Of the two, The Original Miniseries is far superior to The Final Battle but they both have entertainment value and are worth seeing. I don't know if I'd recommend sitting through all ten hours in one sitting though. Breaking it up a bit might be a good idea.

As most people know The Original Miniseries begins with very human looking aliens (called Visitors) coming to earth promising to help us make our world a better place. It does not take long though for their true intentions (and appearances) to become known to the world, even if many in the world choose to ignore it. Soon, in a rise to power that mirrors the Nazi take over of Germany, the Visitors have taken control of the whole planet and begin to suck it dry of all its vital resources.

Science Fiction is always at its best when it manages to have a real world message hidden in the story. You may not be able to get people to sit through a miniseries about the Nazi's taking over Germany but you can teach them the same lesson by turning that story into science fiction and replacing the Nazis with alien lizards. For the most part this is a story about how history will continue to repeat itself if we do not learn from it. And if their is one thing humans have a hard time doing, it is learning from history.

The miniseries also touches on issues of tolerance and racism. The Visitors are not your typical 2 dimensional villain. They are not just a race of bad people doing bad things. There are some that are bad, there are some that are good and then there are some that are just following orders. Having some of the Visitors as good characters gives the human characters a chance to look at their own prejudices and hopefully learn something about themselves.

For the most part the acting and the writing are all done very well. There probably aren't any Oscar worthy performances in here but there were no really bad performances either. The actors played their parts well enough to be believable and that is good enough. I do have to take a moment to mention Robert Englund though. It was so strange to see him in this because the character he plays is so naive and innocent and it is hard to see him going on to later play Freddy Krueger. Until watching this I had never seen him play a character that was actually a good guy and he does it so well.

For the time that the miniseries was made the special effects were also pretty good. By today's standards some of them look kind of fake but they manage to hold up enough to not be as laughable as some special effects from the same time would be. The makeup effects still hold up rather effectively in my opinion though. Anytime skin is ripped to reveal the reptile underneath, it looks fairly realistic. It certainly isn't perfect but it doesn't look anywhere as outdated as you would expect.

As abundant as the social commentary was in The Original Miniseries, The Final Battle seemed to drop most of that in favor of more and bigger action sequences. The writing and the storytelling also started to get much sloppier. The Final Battle mostly consisted of characters getting captured and then getting rescued. This scenario was repeated a few times during the three episodes of that miniseries and honestly it got a little repetitive and went on just a tad bit too long. And to be quite honest, the ending of the series doesn't make a whole lot of sense at all.

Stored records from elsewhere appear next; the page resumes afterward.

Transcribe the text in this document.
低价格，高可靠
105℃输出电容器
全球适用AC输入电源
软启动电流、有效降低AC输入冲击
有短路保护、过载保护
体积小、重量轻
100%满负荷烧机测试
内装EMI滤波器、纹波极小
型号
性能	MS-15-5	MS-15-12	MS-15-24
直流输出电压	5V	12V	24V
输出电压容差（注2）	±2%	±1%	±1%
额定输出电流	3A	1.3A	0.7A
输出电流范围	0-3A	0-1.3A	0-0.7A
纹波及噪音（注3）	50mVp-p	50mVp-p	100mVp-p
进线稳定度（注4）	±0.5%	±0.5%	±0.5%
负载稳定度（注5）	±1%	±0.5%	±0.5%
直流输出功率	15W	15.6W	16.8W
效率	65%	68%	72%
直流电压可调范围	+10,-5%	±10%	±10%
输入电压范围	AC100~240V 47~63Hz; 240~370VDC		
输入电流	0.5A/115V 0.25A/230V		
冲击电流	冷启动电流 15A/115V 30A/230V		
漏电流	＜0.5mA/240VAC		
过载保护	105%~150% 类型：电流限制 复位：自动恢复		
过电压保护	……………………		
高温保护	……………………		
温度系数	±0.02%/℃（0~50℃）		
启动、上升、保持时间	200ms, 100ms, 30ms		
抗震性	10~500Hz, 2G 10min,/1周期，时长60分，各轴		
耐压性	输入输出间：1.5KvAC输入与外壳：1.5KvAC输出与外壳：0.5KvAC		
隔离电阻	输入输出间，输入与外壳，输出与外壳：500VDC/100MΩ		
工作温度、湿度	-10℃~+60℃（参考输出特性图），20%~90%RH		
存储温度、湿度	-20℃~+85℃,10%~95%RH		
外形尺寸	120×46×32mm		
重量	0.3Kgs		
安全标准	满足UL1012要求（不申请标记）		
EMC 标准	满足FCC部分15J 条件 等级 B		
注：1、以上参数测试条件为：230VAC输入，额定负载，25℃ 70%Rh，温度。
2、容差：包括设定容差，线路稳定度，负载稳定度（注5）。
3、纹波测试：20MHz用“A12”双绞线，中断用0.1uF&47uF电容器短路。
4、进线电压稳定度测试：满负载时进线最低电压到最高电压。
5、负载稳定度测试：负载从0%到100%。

Now, even though commentary is not the main focus of The Final Battle, it does manage to have a few things to say here and there. Since this part of the story focuses mostly on the resistance fighting The Visitors, there are several human characters in the film that are quite willing to sell out there own people just so they can live a little bit more comfortably. With people helping The Visitors we get a good look at just how far people will go when they are given a little taste of power.

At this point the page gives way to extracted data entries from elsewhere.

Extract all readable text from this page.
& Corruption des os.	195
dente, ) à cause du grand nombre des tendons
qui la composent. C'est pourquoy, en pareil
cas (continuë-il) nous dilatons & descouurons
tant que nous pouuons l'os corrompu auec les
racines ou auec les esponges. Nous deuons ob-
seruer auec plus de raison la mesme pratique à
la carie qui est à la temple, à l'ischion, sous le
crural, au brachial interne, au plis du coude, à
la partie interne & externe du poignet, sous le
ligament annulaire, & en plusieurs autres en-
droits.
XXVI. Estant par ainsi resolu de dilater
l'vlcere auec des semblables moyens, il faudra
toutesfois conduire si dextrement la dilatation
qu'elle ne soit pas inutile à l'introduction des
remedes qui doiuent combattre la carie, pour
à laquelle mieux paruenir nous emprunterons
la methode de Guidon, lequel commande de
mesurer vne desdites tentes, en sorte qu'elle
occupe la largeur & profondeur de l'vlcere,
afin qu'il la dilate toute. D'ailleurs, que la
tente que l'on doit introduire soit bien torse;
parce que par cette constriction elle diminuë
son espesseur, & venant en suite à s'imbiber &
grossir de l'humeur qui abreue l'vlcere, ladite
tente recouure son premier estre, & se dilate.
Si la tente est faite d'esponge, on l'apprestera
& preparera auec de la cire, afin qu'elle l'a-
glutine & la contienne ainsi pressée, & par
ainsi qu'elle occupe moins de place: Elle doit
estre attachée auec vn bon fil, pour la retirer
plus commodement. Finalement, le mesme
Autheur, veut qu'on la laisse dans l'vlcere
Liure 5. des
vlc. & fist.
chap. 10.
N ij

Overall i would say that I really enjoyed the entire V miniseries. The Final Battle was certainly not a great conclusion to The Original Miniseries but it was still enjoyable to watch. If they had cut The Final Battle down to two episodes instead of three and cut out the part at the end with the sparkling little girl it probably could have been a lot better. I am certainly glad that I finally took the time to watch the series though. It was far better than I ever expected it to be.